Neighborhood preserving embedding (NPE)

The NPE algorithm is one of the popular local methods in manifold learning. This algorithm includes three steps. The first step is to determine the neighbors of each data point. The second step is to form the neighborhood graph matrix, W, and the third step is to calculate the transformation matrix, UNPE, using W, after solving the following convex optimization problem.

$$\mathrm{min }\, trace\left({{U}_{NPE}}^{T}XM{X}^{T}{U}_{NPE}\right) s.t. {{U}_{NPE}}^{T}X{X}^{T}{U}_{NPE}=I$$
(3)

where \(M={({\mathrm{I}}_{N}-\mathrm{W})}^{T}({\mathrm{I}}_{N}-\mathrm{W})\). After finding the optimal solutions for UNPE, any data point x can be linearly mapped to the new subspace y using y = \({U}_{NPE}^{T}x.\)

Locality preserving projection (LPP)

LPP manifold learning is a local method that, again includes the three main steps of neighbor finding, graph formation, and embedded data extraction. Determining the neighbor and how to form the LPP manifold graph are completely the same as the other local manifold learning methods and it differs from the other methods only in data extraction step. In fact, LPP manifold learning is a linear learning method in which the data mapping matrix from high-dimensional space to low-dimensional space is obtained from Eq. (4):

$${\mathrm{U}}_{\mathrm{LPP}}=\underset{\mathrm{U}}{\mathrm{arg min}}{U}_{LPP}^{T}{\mathrm{XLX}}^{\mathrm{T}}{U}_{LPP} ,\mathrm{ s}.\mathrm{t}. {U}_{LPP}^{T}{\mathrm{XOX}}^{\mathrm{T}}{U}_{LPP}=\mathrm{I}$$
(4)

where ULPP is the mapping matrix, L = O-W, W is the local manifold graph and O is the diagonal matrix with diagonal elements equal to \(\sum_{j}{w}_{ij}\). In this method, the mapping matrix can be calculated as an eigenvalue problem. After calculating the mapping matrix, the data representation in the low-dimensional space will be Y = \({U}_{LPP}^{T}X\).

Proposed method

The logic of the proposed approach

As discussed, every subspace of data can be expressed by a manifold. The problem is that it is not possible to find out which manifolds the data points obey in each subspace or which manifolds the distribution of the data sample is based on. On the other hand, the data structure may be so complex that a concrete manifold is not appropriate.
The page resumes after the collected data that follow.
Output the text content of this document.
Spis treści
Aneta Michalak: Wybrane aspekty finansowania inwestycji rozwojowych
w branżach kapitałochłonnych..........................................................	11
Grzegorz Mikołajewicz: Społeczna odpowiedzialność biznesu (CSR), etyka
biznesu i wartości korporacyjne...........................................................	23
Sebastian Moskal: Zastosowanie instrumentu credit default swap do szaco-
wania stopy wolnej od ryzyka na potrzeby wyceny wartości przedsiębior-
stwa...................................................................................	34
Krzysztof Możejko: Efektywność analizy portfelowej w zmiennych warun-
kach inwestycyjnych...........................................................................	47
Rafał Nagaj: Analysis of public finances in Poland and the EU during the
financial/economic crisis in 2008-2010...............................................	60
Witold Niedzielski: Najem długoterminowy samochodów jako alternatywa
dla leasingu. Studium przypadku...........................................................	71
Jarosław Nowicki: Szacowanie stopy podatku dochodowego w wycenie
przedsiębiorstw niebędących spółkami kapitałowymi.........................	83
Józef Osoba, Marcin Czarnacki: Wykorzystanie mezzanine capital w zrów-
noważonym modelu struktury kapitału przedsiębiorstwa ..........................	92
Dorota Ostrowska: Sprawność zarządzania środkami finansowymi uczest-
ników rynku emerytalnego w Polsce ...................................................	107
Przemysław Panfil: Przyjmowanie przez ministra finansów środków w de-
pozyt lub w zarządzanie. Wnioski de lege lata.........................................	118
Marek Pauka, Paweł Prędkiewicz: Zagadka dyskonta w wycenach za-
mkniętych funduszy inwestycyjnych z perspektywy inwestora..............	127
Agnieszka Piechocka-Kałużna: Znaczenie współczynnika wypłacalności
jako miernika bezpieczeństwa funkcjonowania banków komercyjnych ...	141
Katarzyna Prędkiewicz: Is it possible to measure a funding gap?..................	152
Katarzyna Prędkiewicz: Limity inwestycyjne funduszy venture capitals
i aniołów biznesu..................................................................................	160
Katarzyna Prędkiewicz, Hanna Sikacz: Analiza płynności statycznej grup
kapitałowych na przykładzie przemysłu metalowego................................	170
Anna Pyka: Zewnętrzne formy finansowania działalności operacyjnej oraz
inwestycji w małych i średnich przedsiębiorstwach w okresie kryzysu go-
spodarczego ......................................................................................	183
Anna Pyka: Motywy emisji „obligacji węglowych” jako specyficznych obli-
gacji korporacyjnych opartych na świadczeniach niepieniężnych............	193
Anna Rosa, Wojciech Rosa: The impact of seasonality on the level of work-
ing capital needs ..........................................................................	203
Therefore, we use an alternative method. Instead of having multiple manifolds where each manifold represents a part of the data, we choose multiple manifolds to represent all the data samples, but according to the weight or the degree of suitability in maintaining the local neighborhood structure, optimality weights are assigned to each manifold. Consider Fig. 2. The graph in which we have a series of data points is the red dotted curve, and we don't know what their structure is. Instead of considering a complex non-linear function (manifold) for this data, we combine several linear functions (orange curves) and assign a combination weight to each manifold based on the degree of similarity to the structure of the whole data. We consider this linear combination of simpler manifolds as a suitable approximation of a more complex function.

Fig. 2
figure 2

The logic of the proposed multi-manifold learning method based on the weighting of linear manifolds

In this paper, data importance weighting considers novel measures of the marginality and centrality of data on the data manifolds and then scores the data points based on a weighted combination of these measures. The algorithm gradually removes the data samples from the majority class until a definite termination condition is met. To measure and optimize the manifolds, a distance-based information loss heuristic is proposed.

In the proposed method, different manifolds of data are extracted and used to select the neighbors of the sample that belong to the majority class. For this purpose, several manifold learning approaches, namely principal component analysis (PCA), neighborhood preserving embedding (NPE), and locality preserving projection (LPP), are applied.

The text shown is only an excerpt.